From sadanand@mail.ccsu.edu Sat Mar 9 11:45:09 2002
From: Sadanand, Nanjundiah (Physics)
<sadanand@mail.ccsu.edu>
To:
Subject: Time to end the Korean War
Date: Sat, 9 Mar 2002 11:42:54 -0500
[E]vil
shadowed President Bush during his swing through Asia
last week.
He was vehemently denounced (a moral leper
who leads the
empire of the devil
), even as the White House was backing off
and effectively downgrading the Axis of Evil to an Alliance of the
Naughty.
But I’m sympathetic to Mr. Bush’s desire to be candid, and he’s right: North Korea is sufficiently nasty that it would have made Stalin envious. Indeed, throughout his Asian trip, Mr. Bush spoke bluntly yet courteously in a way that was refreshing.
The real problem is not the candor; it’s simply that we
don’t have a North Korea policy at all, beyond what James Laney,
a former ambassador to Seoul, calls policy by fulmination.
And all this talk about evil has obscured a dangerous reality: We’re speeding toward a train wreck on the Korean peninsula. It may come as soon as this fall and risk an exceptionally bloody war.
No one wants to talk about it, but the issue is this: The agreed
framework
that since 1994 has kept North Korea from churning out
nuclear weapons looks as if it is falling apart.
That agreement called for North Korea to give up its nuclear program in exchange for two light-water nuclear reactors (which are proliferation-resistant) for electric power generation. For a variety of reasons, including queasiness on both the North Korean and American sides, the agreement is probably a dead letter.
Some grown-up some day is going to have to look at the elephant in
the corner of the room and say: ‘Guess what? These light-water
reactors aren’t going to get built,’
notes Nicholas
Eberstadt, a North Korea-watcher at the American Enterprise Institute.
The upshot is that the agreed framework
is likely to collapse
in recriminations, North Korea’s leaders will start up their
nuclear program again, we will warn them very sternly not to, and they
will go ahead anyway.
The moment that North Korea is convinced that the light-water
reactors are not going to be delivered, they will explore alternative
avenues
—meaning reviving the nuclear program, said Han
S. Park, a political scientist at the University of Georgia who is a
regular visitor to North Korea.
Kim Myong Chol, an unofficial spokesman for North Korea, told me that he foresees a crisis beginning in the latter half of this year. North Korea will respond to the breakdown of the nuclear deal, he says, by restarting its nuclear program and resuming its missile tests.
If the United States responds militarily, then Mr. Kim says that North Korea will use its artillery and missiles to strike South Korea and Japan and even send nuclear warheads to the United States. (North Korea probably has the ability to send a tiny warhead at least as far as Alaska, although its aim is so bad it might hit Canada by mistake.)

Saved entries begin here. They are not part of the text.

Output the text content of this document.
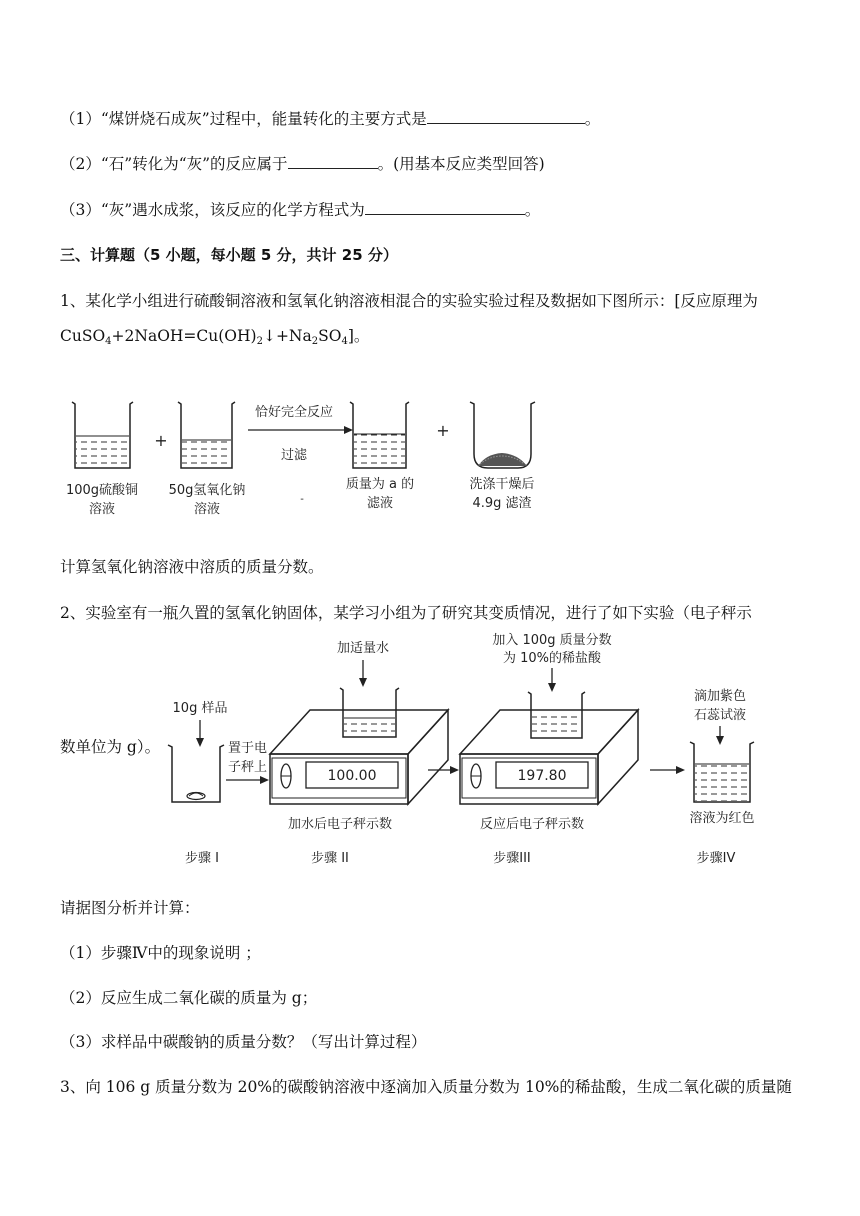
（1）“煤饼烧石成灰”过程中，能量转化的主要方式是	。
（2）“石”转化为“灰”的反应属于	。(用基本反应类型回答)
（3）“灰”遇水成浆，该反应的化学方程式为	。
三、计算题（5 小题，每小题 5 分，共计 25 分）
1、某化学小组进行硫酸铜溶液和氢氧化钠溶液相混合的实验实验过程及数据如下图所示：[反应原理为
$CuSO_4+2NaOH=Cu(OH)_2↓+Na_2SO_4$]。
100g硫酸铜
溶液
+
50g氢氧化钠
溶液
恰好完全反应
过滤
-
质量为 a 的
滤液
+
洗涤干燥后
4.9g 滤渣
计算氢氧化钠溶液中溶质的质量分数。
2、实验室有一瓶久置的氢氧化钠固体，某学习小组为了研究其变质情况，进行了如下实验（电子秤示
数单位为 g）。
10g 样品
置于电
子秤上
加适量水
100.00
加水后电子秤示数
加入 100g 质量分数
为 10%的稀盐酸
197.80
反应后电子秤示数
滴加紫色
石蕊试液
溶液为红色
步骤 I	步骤 II	步骤III	步骤IV
请据图分析并计算：
（1）步骤Ⅳ中的现象说明 ；
（2）反应生成二氧化碳的质量为 g；
（3）求样品中碳酸钠的质量分数？（写出计算过程）
3、向 106 g 质量分数为 20%的碳酸钠溶液中逐滴加入质量分数为 10%的稀盐酸，生成二氧化碳的质量随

North Koreans would be proud to die in this way, to be the first
country to have a nuclear exchange with America,
Mr. Kim says
cheerfully.
He is cheerful because he is sure that America will back down.

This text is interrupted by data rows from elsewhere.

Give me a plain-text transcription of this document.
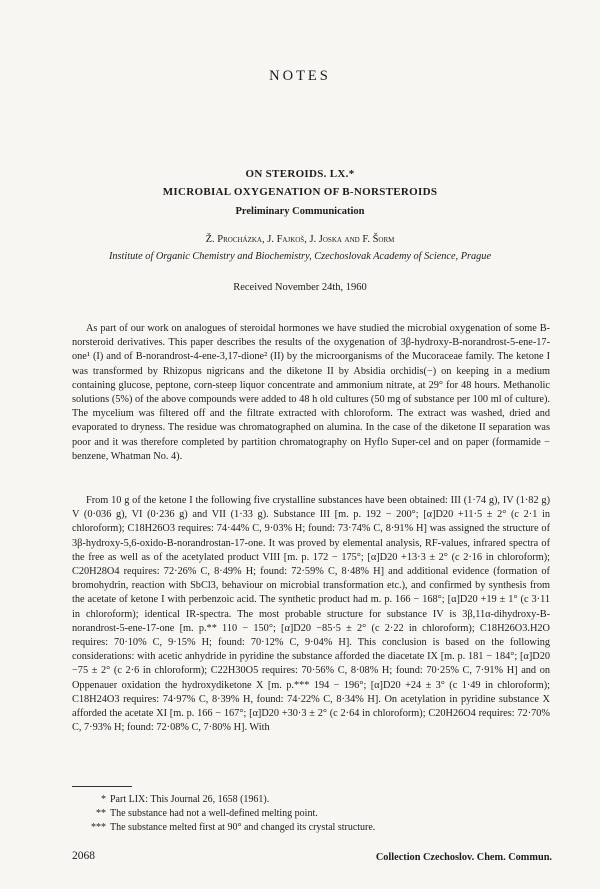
NOTES
ON STEROIDS. LX.*
MICROBIAL OXYGENATION OF B-NORSTEROIDS
Preliminary Communication
Ž. Procházka, J. Fajkoš, J. Joska and F. Šorm
Institute of Organic Chemistry and Biochemistry, Czechoslovak Academy of Science, Prague
Received November 24th, 1960

As part of our work on analogues of steroidal hormones we have studied the microbial oxygenation of some B-norsteroid derivatives. This paper describes the results of the oxygenation of 3β-hydroxy-B-norandrost-5-ene-17-one¹ (I) and of B-norandrost-4-ene-3,17-dione² (II) by the microorganisms of the Mucoraceae family. The ketone I was transformed by Rhizopus nigricans and the diketone II by Absidia orchidis(−) on keeping in a medium containing glucose, peptone, corn-steep liquor concentrate and ammonium nitrate, at 29° for 48 hours. Methanolic solutions (5%) of the above compounds were added to 48 h old cultures (50 mg of substance per 100 ml of culture). The mycelium was filtered off and the filtrate extracted with chloroform. The extract was washed, dried and evaporated to dryness. The residue was chromatographed on alumina. In the case of the diketone II separation was poor and it was therefore completed by partition chromatography on Hyflo Super-cel and on paper (formamide − benzene, Whatman No. 4).

From 10 g of the ketone I the following five crystalline substances have been obtained: III (1·74 g), IV (1·82 g) V (0·036 g), VI (0·236 g) and VII (1·33 g). Substance III [m. p. 192 − 200°; [α]D20 +11·5 ± 2° (c 2·1 in chloroform); C18H26O3 requires: 74·44% C, 9·03% H; found: 73·74% C, 8·91% H] was assigned the structure of 3β-hydroxy-5,6-oxido-B-norandrostan-17-one. It was proved by elemental analysis, RF-values, infrared spectra of the free as well as of the acetylated product VIII [m. p. 172 − 175°; [α]D20 +13·3 ± 2° (c 2·16 in chloroform); C20H28O4 requires: 72·26% C, 8·49% H; found: 72·59% C, 8·48% H] and additional evidence (formation of bromohydrin, reaction with SbCl3, behaviour on microbial transformation etc.), and confirmed by synthesis from the acetate of ketone I with perbenzoic acid. The synthetic product had m. p. 166 − 168°; [α]D20 +19 ± 1° (c 3·11 in chloroform); identical IR-spectra. The most probable structure for substance IV is 3β,11α-dihydroxy-B-norandrost-5-ene-17-one [m. p.** 110 − 150°; [α]D20 −85·5 ± 2° (c 2·22 in chloroform); C18H26O3.H2O requires: 70·10% C, 9·15% H; found: 70·12% C, 9·04% H]. This conclusion is based on the following considerations: with acetic anhydride in pyridine the substance afforded the diacetate IX [m. p. 181 − 184°; [α]D20 −75 ± 2° (c 2·6 in chloroform); C22H30O5 requires: 70·56% C, 8·08% H; found: 70·25% C, 7·91% H] and on Oppenauer oxidation the hydroxydiketone X [m. p.*** 194 − 196°; [α]D20 +24 ± 3° (c 1·49 in chloroform); C18H24O3 requires: 74·97% C, 8·39% H, found: 74·22% C, 8·34% H]. On acetylation in pyridine substance X afforded the acetate XI [m. p. 166 − 167°; [α]D20 +30·3 ± 2° (c 2·64 in chloroform); C20H26O4 requires: 72·70% C, 7·93% H; found: 72·08% C, 7·80% H]. With

* Part LIX: This Journal 26, 1658 (1961).
** The substance had not a well-defined melting point.
*** The substance melted first at 90° and changed its crystal structure.
2068	Collection Czechoslov. Chem. Commun.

North Korea cannot kill the heavyweight champion, the U.S.,
Mr. Kim says. But it can maim one of his limbs, and so the
heavyweight champion will not want to fight. That is the North Korean
logic.
Ouch. I think the logic is flawed, but North Korea has more of a taste for brinksmanship than any country in the world, and avoiding the crisis will require plenty of diplomacy—and a real policy, not just labels.
So how can the danger be averted?
The only practical measure I can see is to press ahead on engagement with North Korea. That helped tame another Asian Communist regime, beginning in 1972 when an earlier Republican president showed the courage to initiate a real, high-level dialogue with China.

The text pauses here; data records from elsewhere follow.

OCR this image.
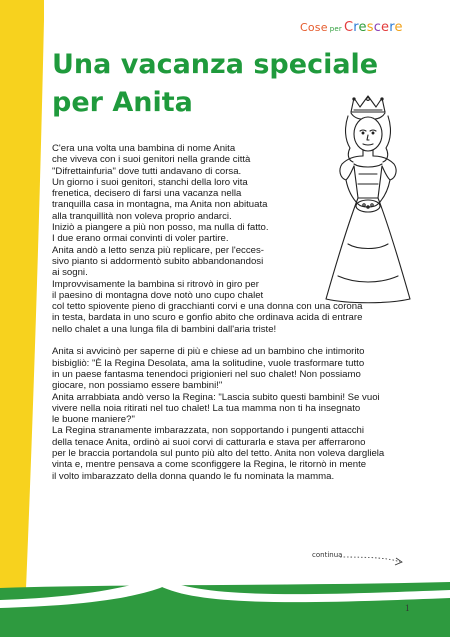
Cose per Crescere
Una vacanza speciale
per Anita
C'era una volta una bambina di nome Anita
che viveva con i suoi genitori nella grande città
"Difrettainfuria" dove tutti andavano di corsa.
Un giorno i suoi genitori, stanchi della loro vita
frenetica, decisero di farsi una vacanza nella
tranquilla casa in montagna, ma Anita non abituata
alla tranquillità non voleva proprio andarci.
Iniziò a piangere a più non posso, ma nulla di fatto.
I due erano ormai convinti di voler partire.
Anita andò a letto senza più replicare, per l'ecces-
sivo pianto si addormentò subito abbandonandosi
ai sogni.
Improvvisamente la bambina si ritrovò in giro per
il paesino di montagna dove notò uno cupo chalet
col tetto spiovente pieno di gracchianti corvi e una donna con una corona
in testa, bardata in uno scuro e gonfio abito che ordinava acida di entrare
nello chalet a una lunga fila di bambini dall'aria triste!
Anita si avvicinò per saperne di più e chiese ad un bambino che intimorito
bisbigliò: "È la Regina Desolata, ama la solitudine, vuole trasformare tutto
in un paese fantasma tenendoci prigionieri nel suo chalet! Non possiamo
giocare, non possiamo essere bambini!"
Anita arrabbiata andò verso la Regina: "Lascia subito questi bambini! Se vuoi
vivere nella noia ritirati nel tuo chalet! La tua mamma non ti ha insegnato
le buone maniere?"
La Regina stranamente imbarazzata, non sopportando i pungenti attacchi
della tenace Anita, ordinò ai suoi corvi di catturarla e stava per afferrarono
per le braccia portandola sul punto più alto del tetto. Anita non voleva dargliela
vinta e, mentre pensava a come sconfiggere la Regina, le ritornò in mente
il volto imbarazzato della donna quando le fu nominata la mamma.
continua
1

Over the last week, officials from Mr. Bush on down have talked about
wanting to restart talks with North Korea. But it’s pretty clear
that if the North Koreans agreed we would have nothing to
say. Ambassador Laney says: There’s nothing in it for North
Korea to talk. We’ve offered them nothing.
Right now, our approach of isolating North Korea simply provides Kim Jong Il with a foreign scapegoat—bolstering a noxious regime and increasing the risk of a catastrophic war. And ultimately that is far more risky than loose talk about evil axes.